Le creux de la vague. Si la France devrait continuer à échapper à la récession, elle connaît une fin d’année avec une activité économique poussive. Dans sa dernière note de conjoncture, l’Insee revoit à la baisse sa prévision de croissance pour le quatrième trimestre de cette année, il l’attend à désormais «0» après le recul de «0,1 %» au troisième trimestre. La consommation des ménages, moteur essentiel de l’activité, patine, en lien notamment avec les «températures clémentes qui ont entraîné de moindres dépenses d’énergie», souligne l’Insee. «La production industrielle serait également quasi stable, tandis que l’investissement fléchirait», indique aussi l’institut de statistiques. Seules les livraisons aéronautiques et navales attendues en fin d’année viendraient soutenir les exportations. Résultat, en moyenne sur cette année, le PIB ne progresserait que de 0,8 %. C’est moins que le 1 % inscrit par le gouvernement dans ses textes budgétaires, comme le projet de budget actuellement à l’Assemblée nationale.
Pour l’an prochain, la situation devrait s’améliorer à la faveur d’une reprise de la consommation. Néanmoins la prévision gouvernementale, qui table sur une croissance de 1,4 %, semble également optimiste, comme cela a déjà été par ailleurs signalé par plusieurs organisations, de l’Organisation de coopération et de développement économiques au Haut Conseil des finances publiques. Si l’Insee ne fait pas de prévision au-delà de l’été, il calcule que l’acquis de croissance à mi-année serait de 0,5 %, c’est-à-dire ce que serait la croissance annuelle si la croissance était nulle aux deux derniers trimestres. «Il faudrait une activité très forte au second semestre pour atteindre 1,4 %», remarque Julien Pouget, chef du département de la conjoncture à l’Insee. Ce qui semble très hypothétique.
Accalmie de l’inflation
Côté bonnes nouvelles, l’an prochain devrait être marqué par une nette accalmie sur le plan de l’inflation. Le choc des prix de l’énergie semble se dissiper. L’indice des prix à la consommation devrait retrouver des hausses plus ordinaires, autour de 2,5 % à partir du printemps (et de 2 % pour l’inflation sous-jacente, quand les prix les plus volatils sont exclus). Il se rapprocherait enfin des objectifs de la Banque centrale européenne (BCE). Ce qui n’empêchera pas les prix de l’alimentation d’augmenter encore nettement en janvier, avec + 6,2 % sur un an prévu par l’Insee, avant de ralentir, avec une hausse de 1,9 % en juin.
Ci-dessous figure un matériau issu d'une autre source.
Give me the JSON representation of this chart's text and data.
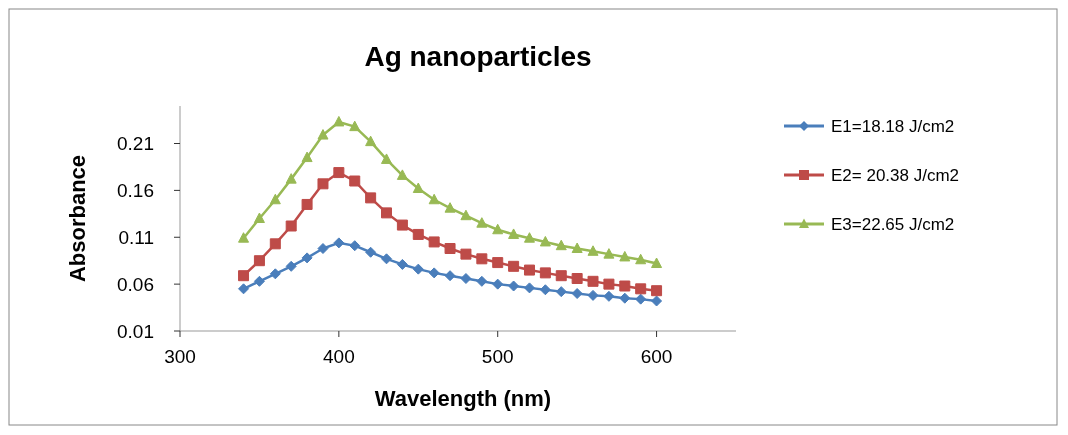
{
  "chart_data": {
    "type": "line",
    "title": "Ag nanoparticles",
    "xlabel": "Wavelength (nm)",
    "ylabel": "Absorbance",
    "xlim": [
      300,
      650
    ],
    "xticks": [
      300,
      400,
      500,
      600
    ],
    "ylim": [
      0.01,
      0.25
    ],
    "yticks": [
      0.01,
      0.06,
      0.11,
      0.16,
      0.21
    ],
    "grid": false,
    "legend": "right",
    "x": [
      340,
      350,
      360,
      370,
      380,
      390,
      400,
      410,
      420,
      430,
      440,
      450,
      460,
      470,
      480,
      490,
      500,
      510,
      520,
      530,
      540,
      550,
      560,
      570,
      580,
      590,
      600
    ],
    "series": [
      {
        "name": "E1=18.18 J/cm2",
        "color": "#4a7ebb",
        "marker": "diamond",
        "values": [
          0.055,
          0.063,
          0.071,
          0.079,
          0.088,
          0.098,
          0.104,
          0.101,
          0.094,
          0.087,
          0.081,
          0.076,
          0.072,
          0.069,
          0.066,
          0.063,
          0.06,
          0.058,
          0.056,
          0.054,
          0.052,
          0.05,
          0.048,
          0.047,
          0.045,
          0.044,
          0.042
        ]
      },
      {
        "name": "E2= 20.38 J/cm2",
        "color": "#be4b48",
        "marker": "square",
        "values": [
          0.069,
          0.085,
          0.103,
          0.122,
          0.145,
          0.167,
          0.179,
          0.17,
          0.152,
          0.136,
          0.123,
          0.113,
          0.105,
          0.098,
          0.092,
          0.087,
          0.083,
          0.079,
          0.075,
          0.072,
          0.069,
          0.066,
          0.063,
          0.06,
          0.058,
          0.055,
          0.053
        ]
      },
      {
        "name": "E3=22.65 J/cm2",
        "color": "#98b954",
        "marker": "triangle",
        "values": [
          0.109,
          0.13,
          0.15,
          0.172,
          0.195,
          0.219,
          0.233,
          0.228,
          0.212,
          0.193,
          0.176,
          0.162,
          0.15,
          0.141,
          0.133,
          0.125,
          0.118,
          0.113,
          0.109,
          0.105,
          0.101,
          0.098,
          0.095,
          0.092,
          0.089,
          0.086,
          0.082
        ]
      }
    ]
  }
}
Les prix à la consommation des services, devenus les premiers contributeurs de l’inflation depuis octobre et qui pèsent pour la moitié de la consommation des ménages, «resteraient soutenus sans pour autant accélérer», note l’Insee.
Autre amélioration en vue, même si le retard accumulé ces derniers mois ne sera pas rattrapé, les salaires devraient enfin croître un peu plus que les prix, en moyenne. Malgré des versements attendus comme massifs des primes de partage de la valeur en fin d’année, le salaire moyen par tête réel (en tenant compte de l’inflation) reculerait de 0,3 % cette année. Il progresserait en revanche de 0,7 % sur un an au deuxième trimestre 2024.
Remontée du chômage
Le pouvoir d’achat ne devrait pas reculer en 2023, en hausse attendue de 0,8 %, et de 0,3 % en le calculant par unité de consommation. Un maintien à rapprocher du dynamisme des revenus du patrimoine. Enfin, «sous l’effet des prestations sociales et notamment de l’indexation sur l’inflation des retraites de base», relève l’Insee, le pouvoir d’achat pourrait être plus «dynamique», avec +1,2 % à mi-2024, 0,8 % par unité de consommation.
Plusieurs points de la conjoncture économique devraient en revanche se dégrader. A commencer par l’emploi. L’Insee anticipe une remontée du chômage, moins prononcée toutefois que les prévisions réalisées par d’autres spécialistes de la conjoncture. Dans son scénario central, le nombre d’emplois salariés créés resterait quasiment stable et le taux de chômage passerait de 7,4 % de la population active au troisième trimestre, à 7,6 % au premier trimestre 2024. Les taux d’intérêt élevés pèseraient aussi sur l’activité, en particulier sur l’investissement des entreprises. Même si la BCE vient ce jeudi 14 décembre, pour la deuxième fois consécutive, de laisser ses taux directeurs inchangés, elle les a augmentés très significativement les mois passés, ce qui continue d’avoir des répercussions dans l’économie réelle. Malgré cette période de crises successives, les entreprises non financières ont largement préservé leurs taux de marge (autour de 33 %). Ces derniers devraient même rebondir en début d’année, avec notamment les conséquences de la baisse de la cotisation de la valeur ajoutée des entreprises décidée par le gouvernement. Un niveau supérieur à celui de 2019.